In my garden paradise lies a white china bower: a dwelling, an inner room,
a female space closed in with foliage. The bower reads virginal white
glistening in the sunlight, but closer scrutiny reveals the contradiction
of colourful patterns of permanent blooms painted on small china fragments.
The bower form echoes the painted rose foliage on its shattered surface
and the rose bushes it reaches towards. Nestled within a verdant carpet
of soft, fragrant foliage, the bower settles and is grown over in time.
Unchanged, fragments rise to the surface again with frost and spring cultivation,
offering glimpses of promised perfection. Rigid, sharp and otherwise useless,
they are physical remnants of once chosen, impossible ideals: perfect
beauty, perfect manners, perfect wife, perfect hostess, perfect home and
garden.
Why are these things in my version of paradise at this time? What life
experience has brought me to a difficult acceptance of them as part of
my role? I have grown into the work and quiet pleasure of tending a garden,
but how do I deal with the responsibility of the accumulated remnants
of another life? Used, these things are no longer pristine or valuable;
they are too much work to maintain as intended, and collected they clutter
my life with a history of choices desired by another. Despite rejecting
those values, I am burdened by the physical trappings of it. Amassed,
they threaten to overwhelm, but they can never be completely disposed
of, even broken, they have a charm to enslave. There is a poignancy in
the delicate hopefulness of the painted blooms and a quiet loss in their
fragmentary nature. That place, that time, those people can never return:
I don’t know what another knew by heart. |
Tenderly the living ground covers enshroud the shards. My garden’s
territory is safely traversed in contemplation of botanical comparisons
in living and representational forms. I am lulled by edges grown over
in time and a new history created. But then, just as I come to believe
in this peaceful paradise created, a shard shocks with a chance memory.

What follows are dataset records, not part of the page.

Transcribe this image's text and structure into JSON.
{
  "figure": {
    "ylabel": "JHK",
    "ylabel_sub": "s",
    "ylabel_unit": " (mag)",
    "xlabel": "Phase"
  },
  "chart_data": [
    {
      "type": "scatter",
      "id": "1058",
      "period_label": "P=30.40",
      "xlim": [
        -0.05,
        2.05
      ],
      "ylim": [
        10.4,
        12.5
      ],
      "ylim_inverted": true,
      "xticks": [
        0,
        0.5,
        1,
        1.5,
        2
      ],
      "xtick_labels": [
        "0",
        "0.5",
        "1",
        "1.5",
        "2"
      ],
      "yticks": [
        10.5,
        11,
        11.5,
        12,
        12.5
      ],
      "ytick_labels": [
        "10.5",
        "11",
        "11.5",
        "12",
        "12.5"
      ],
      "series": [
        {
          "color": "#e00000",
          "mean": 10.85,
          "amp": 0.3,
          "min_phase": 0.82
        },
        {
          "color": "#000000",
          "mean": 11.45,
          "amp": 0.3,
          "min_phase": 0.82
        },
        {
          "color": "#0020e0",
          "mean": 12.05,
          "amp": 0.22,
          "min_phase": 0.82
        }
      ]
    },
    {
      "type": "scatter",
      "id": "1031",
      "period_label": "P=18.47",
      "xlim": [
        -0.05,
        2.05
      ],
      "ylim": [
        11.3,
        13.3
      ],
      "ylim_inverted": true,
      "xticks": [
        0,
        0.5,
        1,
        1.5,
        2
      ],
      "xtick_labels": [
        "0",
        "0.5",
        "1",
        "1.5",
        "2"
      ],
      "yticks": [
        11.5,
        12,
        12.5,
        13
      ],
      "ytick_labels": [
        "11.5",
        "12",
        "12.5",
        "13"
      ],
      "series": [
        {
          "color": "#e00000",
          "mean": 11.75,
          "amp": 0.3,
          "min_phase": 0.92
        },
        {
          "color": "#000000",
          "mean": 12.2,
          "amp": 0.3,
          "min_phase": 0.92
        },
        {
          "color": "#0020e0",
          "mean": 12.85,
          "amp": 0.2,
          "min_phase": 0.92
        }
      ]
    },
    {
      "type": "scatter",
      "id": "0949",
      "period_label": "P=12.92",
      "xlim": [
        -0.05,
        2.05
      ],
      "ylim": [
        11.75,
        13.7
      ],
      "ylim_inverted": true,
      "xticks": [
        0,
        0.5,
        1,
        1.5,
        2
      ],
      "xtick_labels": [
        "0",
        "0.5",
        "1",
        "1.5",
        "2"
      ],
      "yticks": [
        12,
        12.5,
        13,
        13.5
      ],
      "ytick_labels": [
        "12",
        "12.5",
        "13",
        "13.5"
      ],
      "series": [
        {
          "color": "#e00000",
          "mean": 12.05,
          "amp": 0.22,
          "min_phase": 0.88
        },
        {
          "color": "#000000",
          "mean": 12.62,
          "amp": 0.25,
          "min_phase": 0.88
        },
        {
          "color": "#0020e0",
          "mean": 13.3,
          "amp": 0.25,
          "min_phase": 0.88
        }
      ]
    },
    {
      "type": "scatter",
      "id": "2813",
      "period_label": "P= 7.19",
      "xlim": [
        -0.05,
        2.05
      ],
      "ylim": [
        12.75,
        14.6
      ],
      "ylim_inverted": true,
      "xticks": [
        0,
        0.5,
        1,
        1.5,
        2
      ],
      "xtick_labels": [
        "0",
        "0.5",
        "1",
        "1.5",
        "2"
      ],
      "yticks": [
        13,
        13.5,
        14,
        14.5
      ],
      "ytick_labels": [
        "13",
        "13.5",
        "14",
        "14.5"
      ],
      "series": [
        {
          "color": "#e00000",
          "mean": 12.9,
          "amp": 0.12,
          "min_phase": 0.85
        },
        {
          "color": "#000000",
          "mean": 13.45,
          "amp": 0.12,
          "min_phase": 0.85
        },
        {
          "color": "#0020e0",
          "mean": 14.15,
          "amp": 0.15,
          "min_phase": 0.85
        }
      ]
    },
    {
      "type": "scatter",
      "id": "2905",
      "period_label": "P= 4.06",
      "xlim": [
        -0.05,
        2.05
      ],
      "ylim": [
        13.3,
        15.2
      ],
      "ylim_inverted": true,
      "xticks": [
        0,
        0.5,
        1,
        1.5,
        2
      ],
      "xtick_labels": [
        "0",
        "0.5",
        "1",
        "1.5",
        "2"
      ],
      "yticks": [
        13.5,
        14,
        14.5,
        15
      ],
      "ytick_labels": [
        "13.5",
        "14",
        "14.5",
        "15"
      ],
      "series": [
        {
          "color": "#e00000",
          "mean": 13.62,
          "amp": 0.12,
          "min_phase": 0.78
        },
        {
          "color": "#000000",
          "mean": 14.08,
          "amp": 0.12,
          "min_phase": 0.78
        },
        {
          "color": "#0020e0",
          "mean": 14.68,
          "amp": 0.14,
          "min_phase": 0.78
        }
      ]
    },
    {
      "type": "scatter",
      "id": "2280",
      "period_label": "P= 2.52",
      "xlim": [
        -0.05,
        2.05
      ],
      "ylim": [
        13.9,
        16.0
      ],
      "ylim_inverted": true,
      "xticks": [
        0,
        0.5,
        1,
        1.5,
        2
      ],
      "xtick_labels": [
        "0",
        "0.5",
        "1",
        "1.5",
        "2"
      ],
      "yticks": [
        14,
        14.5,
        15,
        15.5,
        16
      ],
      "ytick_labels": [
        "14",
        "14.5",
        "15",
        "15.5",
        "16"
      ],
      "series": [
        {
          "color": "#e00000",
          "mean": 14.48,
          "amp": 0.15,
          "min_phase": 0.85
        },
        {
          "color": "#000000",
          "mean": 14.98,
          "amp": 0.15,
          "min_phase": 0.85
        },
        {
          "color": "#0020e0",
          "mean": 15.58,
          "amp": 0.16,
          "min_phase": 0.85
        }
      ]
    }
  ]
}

A celebration...the work, the tensions? Or the offering of a gift of a
special meal, presented on a fragile heirloom, a mother’s or grandmother’s
treasure. In my garden paradise, the shards are reminders of the risks
and the pleasures of giving and making choices.
China Bower is a personal paradise laid bare in a public place. Individuals
stop regularly to look and choose a souvenir. “Who would miss a
tiny shard in that quantity of broken china?” Perhaps they desire
a memento of a day at the public park, a person they were with, a pretty
pattern. Perhaps also a china fragment cuts through to a paradise of memory,
inspiring need and a desire to possess. The China Bower is theirs.